Goodbye MapReduce, Hello Spark

For those of you not familiar with Spark, it is a cluster computing framework developed in AMPLab at UC Berkeley. Unlike MapReduce, which writes its data to disk between steps, Spark attempts to perform all of its computations in memory which can yield significant performance improvements. It is generally thought that Spark is ideal for working with data that can fit in a cluster’s memory, but it has also shown better performance than MapReduce when working with data on disk.

This post isn’t meant to be a how-to, but rather to explain our motivation behind the migration of the entire pipeline (batch and streaming) to Spark. The reality also isn’t quite as dramatic or as abrupt as the title would suggest. We’ve been using Spark in one form or another since mid 2013. We started using it to write streaming jobs to inform our predictive models and populate real-time dashboards. About a year ago, we brought in Databricks cloud, a fully managed spark cluster, to do ad-hoc data analysis, reports, and investigations. All that was left to complete the switch to Spark was to migrate our batch processing pipeline. This turned out to be relatively low effort since we were using Scalding’s Typesafe API to write our MapReduce jobs. Our biggest challenges actually came when trying to run Spark on YARN/EMR, but more on that in a later blog post.
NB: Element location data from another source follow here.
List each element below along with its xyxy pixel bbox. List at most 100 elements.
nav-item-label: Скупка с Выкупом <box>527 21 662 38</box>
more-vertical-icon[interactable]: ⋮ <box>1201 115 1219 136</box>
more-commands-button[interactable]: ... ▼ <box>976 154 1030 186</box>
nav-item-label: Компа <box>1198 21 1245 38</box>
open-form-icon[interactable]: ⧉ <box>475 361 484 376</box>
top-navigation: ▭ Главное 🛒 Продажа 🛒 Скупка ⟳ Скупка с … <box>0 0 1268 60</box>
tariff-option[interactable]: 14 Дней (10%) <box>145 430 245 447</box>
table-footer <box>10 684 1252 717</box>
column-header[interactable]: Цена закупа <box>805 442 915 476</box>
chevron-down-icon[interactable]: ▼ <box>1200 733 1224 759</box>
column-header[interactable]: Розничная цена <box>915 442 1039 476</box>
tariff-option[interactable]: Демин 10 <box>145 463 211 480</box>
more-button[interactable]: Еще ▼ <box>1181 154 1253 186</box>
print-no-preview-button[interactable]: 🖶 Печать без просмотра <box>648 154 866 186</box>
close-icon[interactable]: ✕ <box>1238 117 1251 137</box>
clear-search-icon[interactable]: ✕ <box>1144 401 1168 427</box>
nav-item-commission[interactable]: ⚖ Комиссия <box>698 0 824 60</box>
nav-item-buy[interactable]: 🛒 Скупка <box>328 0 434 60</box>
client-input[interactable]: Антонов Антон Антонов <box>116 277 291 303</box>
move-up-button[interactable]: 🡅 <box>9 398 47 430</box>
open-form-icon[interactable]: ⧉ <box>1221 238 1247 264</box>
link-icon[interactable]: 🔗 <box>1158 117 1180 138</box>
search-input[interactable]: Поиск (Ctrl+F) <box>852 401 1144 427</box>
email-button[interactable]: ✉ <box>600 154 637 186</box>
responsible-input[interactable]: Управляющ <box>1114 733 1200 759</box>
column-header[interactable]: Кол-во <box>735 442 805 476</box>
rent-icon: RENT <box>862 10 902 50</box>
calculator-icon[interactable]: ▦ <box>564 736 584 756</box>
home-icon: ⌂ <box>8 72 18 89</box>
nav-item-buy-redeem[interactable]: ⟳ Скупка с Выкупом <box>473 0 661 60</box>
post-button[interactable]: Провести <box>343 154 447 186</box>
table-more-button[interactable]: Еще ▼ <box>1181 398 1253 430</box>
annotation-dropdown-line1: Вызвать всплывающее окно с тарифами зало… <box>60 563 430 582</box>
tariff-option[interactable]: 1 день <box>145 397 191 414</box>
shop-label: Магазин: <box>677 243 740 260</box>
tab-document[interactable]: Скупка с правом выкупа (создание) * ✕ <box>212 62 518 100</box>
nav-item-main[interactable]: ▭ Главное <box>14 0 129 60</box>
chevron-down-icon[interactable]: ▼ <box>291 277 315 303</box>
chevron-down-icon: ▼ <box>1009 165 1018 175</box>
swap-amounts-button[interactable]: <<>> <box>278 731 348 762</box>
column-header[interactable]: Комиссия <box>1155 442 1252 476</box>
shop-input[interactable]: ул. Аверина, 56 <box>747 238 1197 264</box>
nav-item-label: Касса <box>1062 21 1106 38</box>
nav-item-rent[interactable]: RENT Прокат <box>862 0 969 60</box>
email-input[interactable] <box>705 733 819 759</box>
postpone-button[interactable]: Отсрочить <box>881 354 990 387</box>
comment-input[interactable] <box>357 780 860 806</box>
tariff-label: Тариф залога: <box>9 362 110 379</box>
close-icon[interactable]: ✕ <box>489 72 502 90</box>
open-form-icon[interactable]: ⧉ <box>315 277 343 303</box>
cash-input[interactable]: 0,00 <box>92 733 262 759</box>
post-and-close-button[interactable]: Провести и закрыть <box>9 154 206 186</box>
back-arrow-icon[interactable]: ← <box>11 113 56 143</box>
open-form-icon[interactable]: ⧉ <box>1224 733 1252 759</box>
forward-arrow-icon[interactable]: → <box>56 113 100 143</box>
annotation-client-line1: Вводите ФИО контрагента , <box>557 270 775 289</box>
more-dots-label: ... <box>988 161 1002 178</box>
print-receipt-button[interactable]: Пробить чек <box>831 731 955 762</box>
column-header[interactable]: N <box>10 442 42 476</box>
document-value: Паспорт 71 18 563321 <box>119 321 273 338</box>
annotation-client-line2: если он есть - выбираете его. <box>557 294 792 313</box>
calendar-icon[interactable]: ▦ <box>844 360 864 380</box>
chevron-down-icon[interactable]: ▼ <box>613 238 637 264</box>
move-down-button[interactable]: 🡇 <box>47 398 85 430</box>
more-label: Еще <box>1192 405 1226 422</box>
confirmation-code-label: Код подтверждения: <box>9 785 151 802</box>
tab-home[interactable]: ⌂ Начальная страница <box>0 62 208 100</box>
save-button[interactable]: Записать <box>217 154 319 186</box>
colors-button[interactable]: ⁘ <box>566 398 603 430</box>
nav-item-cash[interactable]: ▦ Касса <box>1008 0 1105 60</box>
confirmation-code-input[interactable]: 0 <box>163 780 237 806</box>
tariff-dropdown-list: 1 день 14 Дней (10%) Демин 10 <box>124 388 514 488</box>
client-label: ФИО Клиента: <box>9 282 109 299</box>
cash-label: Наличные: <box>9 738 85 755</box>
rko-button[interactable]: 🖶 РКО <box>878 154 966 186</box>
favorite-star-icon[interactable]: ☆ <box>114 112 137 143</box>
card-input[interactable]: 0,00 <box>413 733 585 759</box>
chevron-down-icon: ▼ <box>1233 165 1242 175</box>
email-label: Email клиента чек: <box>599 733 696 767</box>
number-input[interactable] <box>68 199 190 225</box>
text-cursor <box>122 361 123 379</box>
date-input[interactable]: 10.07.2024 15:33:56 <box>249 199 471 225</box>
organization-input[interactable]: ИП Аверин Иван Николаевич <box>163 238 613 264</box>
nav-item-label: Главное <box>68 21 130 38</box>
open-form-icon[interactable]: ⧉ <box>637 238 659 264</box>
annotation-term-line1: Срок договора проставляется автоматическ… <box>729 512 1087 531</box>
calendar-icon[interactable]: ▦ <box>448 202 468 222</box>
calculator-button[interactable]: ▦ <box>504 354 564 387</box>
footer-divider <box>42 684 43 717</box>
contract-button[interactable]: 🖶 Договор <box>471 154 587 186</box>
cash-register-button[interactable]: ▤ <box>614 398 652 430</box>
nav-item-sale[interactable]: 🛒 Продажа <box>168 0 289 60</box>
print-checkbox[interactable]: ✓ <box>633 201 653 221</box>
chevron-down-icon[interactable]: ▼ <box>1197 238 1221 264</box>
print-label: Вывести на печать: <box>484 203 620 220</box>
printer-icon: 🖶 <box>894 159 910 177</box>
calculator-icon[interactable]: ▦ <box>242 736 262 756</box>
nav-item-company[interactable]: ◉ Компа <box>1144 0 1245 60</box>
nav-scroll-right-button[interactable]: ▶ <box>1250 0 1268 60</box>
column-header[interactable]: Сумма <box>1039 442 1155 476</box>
Now that we’ve been running our entire data pipeline on Spark for the last several months, what have we gained?

  • A single framework on which we write all of our jobs.
  • Code re-use between different jobs and different types of jobs (Streaming vs. Batch).
  • A 2x performance improvement in our batch jobs.
  • Spark and Databricks has enabled us to open up the platform to data scientists and product managers.
  • The REPL makes the feedback cycle much quicker when developing on Spark.
  • On the back-end, we’re primarily a Scala team, and Spark code fits in better with the Scala paradigm.

In addition to this recent migration of batch jobs to Spark, we were also able to simplify our infrastructure a bit. Before, we had streaming clusters running on Mesos, Scalding Jobs on a CDH cluster, and a stand-alone DataBricks cluster on AWS instances. While we kept the DataBricks cluster, we got moved off of CDH and Mesos, and settled on AWS EMR clusters allowing us to standardize on ops.